Le sous-marin opère presque inaperçu en Méditerranée ces dernières semaines, effectuant à la fois des missions de reconnaissance et escortant des pétroliers appartenant à la « flotte fantôme » russe.
Mais la menace ne se limite pas à cela. Ce sous-marin appartenant à Moscou présente également un risque pour la sécurité du porte-avions USS Gerald R. Ford, qui se trouve en position défensive au large des côtes israéliennes.
C’est pour cette raison que l’avion de patrouille maritime Boeing P-8A Poseidon de l’US Navy a décollé de la base NAS de Sigonella.
La mission de l’avion espion américain Poséidon
L’avion Poséidon a effectué une mission polyvalente. Peu après avoir décollé de Sigonella dans la matinée, l’avion s’est dirigé vers la Méditerranée centrale.
Selon Itamilradar, l’avion a survolé un cercle étroit autour du pétrolier russe Arctic Metagaz (pétrolier).
On pense que le navire en question a été attaqué par un drone il y a quelques jours et a subi de graves dommages. Cette manœuvre de Poséidon est interprétée comme une inspection délibérée visant à évaluer visuellement ou électroniquement l’état du navire.
Les avions de patrouille maritime tels que le P-8A ne sont pas uniquement utilisés pour la guerre anti-sous-marine. Il collecte également des renseignements en surface, collecte des images et des données et surveille les navires endommagés ou suspects.
Il entreprend également de telles tâches.
Après avoir quitté l’endroit où se trouvait le pétrolier, l’avion s’est dirigé vers l’est, a traversé la Méditerranée et s’est dirigé vers les côtes égyptiennes.
Une fois en Méditerranée orientale, l’avion a entamé un vol de patrouille prolongé juste au nord de Port-Saïd, l’entrée nord du canal de Suez.
Selon les données de suivi, l’avion est resté dans cette zone pendant environ cinq heures.
Le canal de Suez est l’un des points de transit maritime les plus critiques au monde.
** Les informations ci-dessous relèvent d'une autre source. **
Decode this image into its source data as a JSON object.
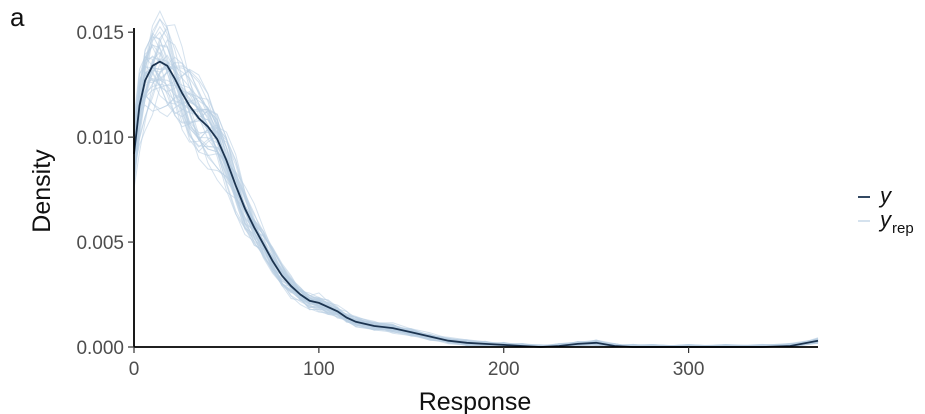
{
  "panel_label": "a",
  "chart_data": {
    "type": "line",
    "xlabel": "Response",
    "ylabel": "Density",
    "xlim": [
      0,
      370
    ],
    "ylim": [
      0,
      0.0152
    ],
    "x_ticks": [
      0,
      100,
      200,
      300
    ],
    "x_tick_labels": [
      "0",
      "100",
      "200",
      "300"
    ],
    "y_ticks": [
      0,
      0.005,
      0.01,
      0.015
    ],
    "y_tick_labels": [
      "0.000",
      "0.005",
      "0.010",
      "0.015"
    ],
    "grid": false,
    "legend_position": "right",
    "legend": [
      {
        "label": "y",
        "subscript": "",
        "color": "#1c3450"
      },
      {
        "label": "y",
        "subscript": "rep",
        "color": "#b9cfe3"
      }
    ],
    "series": [
      {
        "name": "y",
        "color": "#1c3450",
        "x": [
          0,
          3,
          6,
          10,
          14,
          18,
          22,
          26,
          30,
          35,
          40,
          45,
          50,
          55,
          60,
          65,
          70,
          75,
          80,
          85,
          90,
          95,
          100,
          105,
          110,
          115,
          120,
          130,
          140,
          150,
          160,
          170,
          180,
          190,
          200,
          210,
          220,
          230,
          240,
          250,
          260,
          270,
          280,
          300,
          320,
          340,
          355,
          370
        ],
        "y": [
          0.0092,
          0.0115,
          0.0127,
          0.0134,
          0.0136,
          0.0134,
          0.0128,
          0.0121,
          0.0115,
          0.0109,
          0.0105,
          0.0099,
          0.0089,
          0.0077,
          0.0066,
          0.0057,
          0.0049,
          0.0041,
          0.0034,
          0.0029,
          0.0025,
          0.0022,
          0.0021,
          0.0019,
          0.0017,
          0.0014,
          0.0012,
          0.001,
          0.0009,
          0.0007,
          0.0005,
          0.0003,
          0.0002,
          0.00015,
          0.0001,
          5e-05,
          0.0,
          5e-05,
          0.00015,
          0.0002,
          5e-05,
          0.0,
          0.0,
          0.0,
          0.0,
          0.0,
          5e-05,
          0.0003
        ]
      }
    ]
  }
}
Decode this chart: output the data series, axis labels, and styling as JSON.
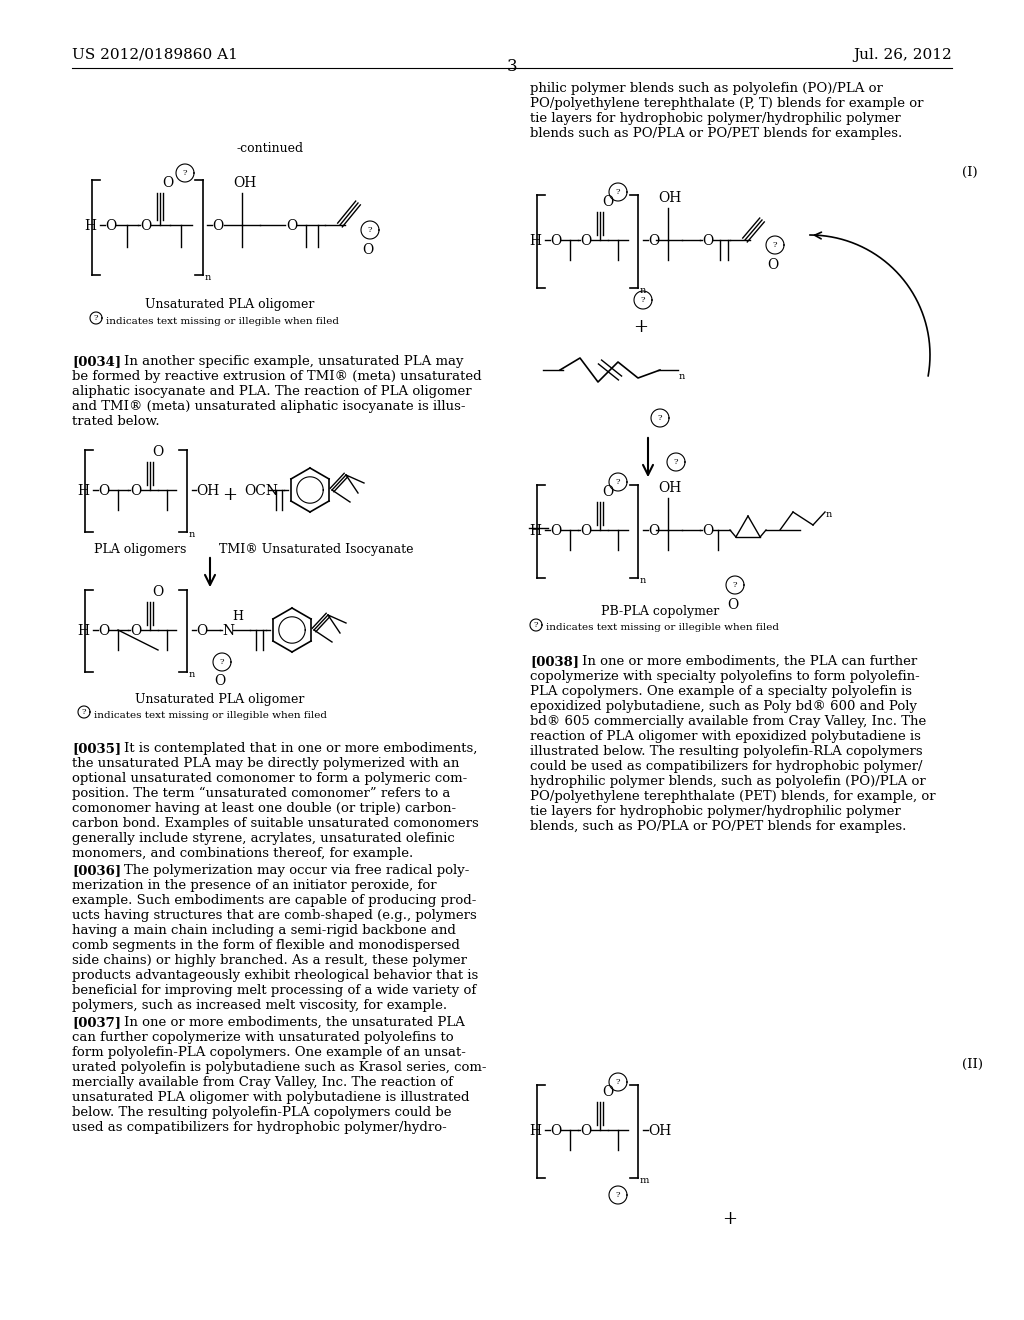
{
  "background_color": "#ffffff",
  "header_left": "US 2012/0189860 A1",
  "header_right": "Jul. 26, 2012",
  "page_number": "3"
}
Le canal est considéré comme une porte stratégique reliant la Méditerranée à la mer Rouge et aux voies maritimes indo-pacifiques.
La menace que représente le sous-marin russe Krasnodar
On a assisté ces dernières semaines à une concentration importante de la puissance navale en Méditerranée orientale.
Les forces suivantes sont présentes dans la région : le groupe opérationnel du porte-avions USS Gerald R. Ford, le sous-marin russe Krasnodar et le destroyer russe Severomorsk.
Dans ce contexte, le long séjour de l’avion P-8A dans la zone proche de l’entrée du canal de Suez suggère fortement qu’il effectuait une mission de surveillance visant à surveiller le trafic maritime et d’éventuelles activités sous-marines.
Bien que la cible exacte de la mission soit inconnue, l’environnement opérationnel indique que les États-Unis tentent de surveiller ou d’anticiper les mouvements navals russes en Méditerranée orientale.
Krasnodar est un sous-marin de classe Kilo et est considéré comme une cible de surveillance hautement prioritaire pour les avions de patrouille de l’OTAN en raison de sa signature acoustique extrêmement silencieuse et de sa capacité de lancement de missiles de croisière.
Le Severomorsk, en revanche, est un grand destroyer anti-sous-marin et opère souvent dans le cadre de groupes opérationnels navals russes plus importants.
Manœuvre près de la Crète
Traquer de tels navires est une mission assez typique pour un P-8A Poséidon décollant de Sigonella.
De telles patrouilles deviennent encore plus importantes, surtout lorsqu’un groupe opérationnel de porte-avions américain se trouve dans la même zone.
Sur le chemin du retour vers la Sicile, l’avion a brièvement diminué d’altitude à l’ouest de l’île de Crète, puis est remonté et s’est dirigé vers la base de Sigonella.
Cette brève manœuvre peut indiquer que l’équipage tente d’enquêter sur un contact d’intérêt détecté par des capteurs.
On pense que ce contact pourrait être un signal provenant d’un navire de surface ou d’un sous-marin. Cependant, il n’est pas encore clair si cela est lié aux activités navales russes ou à un autre élément naval.